Sunday, May 22, 2011

Weight Watchers 5K Pre-Blog!

Well today is the day folks! I am voluntarily walking 3.2 miles in support of WeightWatchers and healthy living in general.  I know I am nervous because I cleaned my whole bathroom today (cept for the toilet was getting tired had to scrub tub lol).  Whenever I wake up and clean....I'm avoiding something.  BUT I said 6 weeks ago I would do this.  If it takes me 3 dam hours I'm walking it!  It shouldn't lol, but I don't know if I will hit my goal time of 1 hour and 15 minutes.  I mean I haven't walked in like a week and a half and since then the hip has gone out to the point of needing the chiro.  But NO EXCUSES!

I will read through my Walking Guidelines before I leave.  I just need to remeber to enjoy the experience, take pictures, and go at my pace! Especially nursing the ol trick hip lol. Okay...I'm also nervous that I will get there and chicken out.  What if everybody is all fit and stuff?  Of course this is all in my head but what is it about overwight people that we feel instantly at ease when we see someone "like us".  Well then when we loose the weight will I still have that to comfort me in other situations?  Okay...that is another blog.  I'm writing to get my jitters out....

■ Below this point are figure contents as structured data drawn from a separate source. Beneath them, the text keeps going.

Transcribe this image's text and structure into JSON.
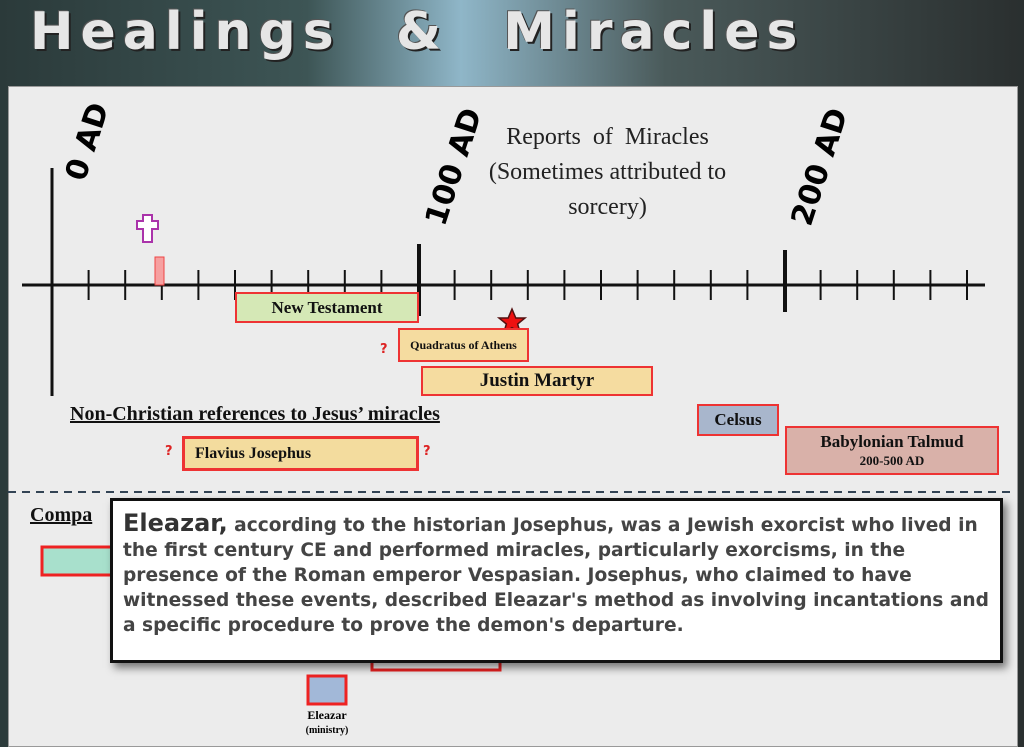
{
  "header": {
    "title": "Healings & Miracles"
  },
  "timeline": {
    "axis_labels": [
      "0 AD",
      "100 AD",
      "200 AD"
    ],
    "heading_lines": [
      "Reports  of  Miracles",
      "(Sometimes attributed to",
      "sorcery)"
    ],
    "entries": {
      "new_testament": "New Testament",
      "quadratus": "Quadratus of Athens",
      "justin": "Justin Martyr",
      "celsus": "Celsus",
      "talmud": "Babylonian Talmud",
      "talmud_dates": "200-500 AD",
      "josephus": "Flavius Josephus"
    },
    "uncertain_marks": [
      "?",
      "?",
      "?"
    ],
    "non_christian_heading": "Non-Christian references to Jesus’ miracles"
  },
  "comparison": {
    "heading": "Compa",
    "eleazar_label": "Eleazar",
    "eleazar_note": "(ministry)"
  },
  "tooltip": {
    "term": "Eleazar,",
    "text": "according to the historian Josephus, was a Jewish exorcist who lived in the first century CE and performed miracles, particularly exorcisms, in the presence of the Roman emperor Vespasian. Josephus, who claimed to have witnessed these events, described Eleazar's method as involving incantations and a specific procedure to prove the demon's departure."
  }
}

I know I will succeed I just have to not be embaraassed.  I'm gonna be nervous cause I've never done anything like this, but I am afraid (for some reason) of embarassing myself.  But then part of me is like...I think walking 3 friggin miles is a pretty big feat for someone who's been overweight their entire life!  I should have NOTHING to be embarassed about.

I know this is bad but what is fueling me more than anything...like I got dressed for the walk to this thought...is I want to prove to all those people who are always like "I'll help you loose weight" then they for whatever reason get busy with other things that I mean what I say and I sya what I mean.  I am changingmy life regardless of wether others want to help.  I mean again...ain't nobody gonna walk this 3.2 miles for me right? lol.  And no I'm not turninginto one of those self righteous dieters who talk shit about people who are not trying to get healthier.  No way!  The one thing I have reiterated from Day 1 is that you gotta be ready mentally to make a change.  NO EXCUSES.  It sucks...you bet.  Every day, every meal, every occasion out because you can't just throw caution to the wind.  Does that suck YES.  Is it what I need to do to loose weight and improve my health...right now...YES.  I will finish this 5K (maybe on one hip), I will loose weight, and I will improve my mind, body, and spirit on this journey. Hopefully without turning into a self righteous judgemental prick lol. Okay let'd do the dam thing!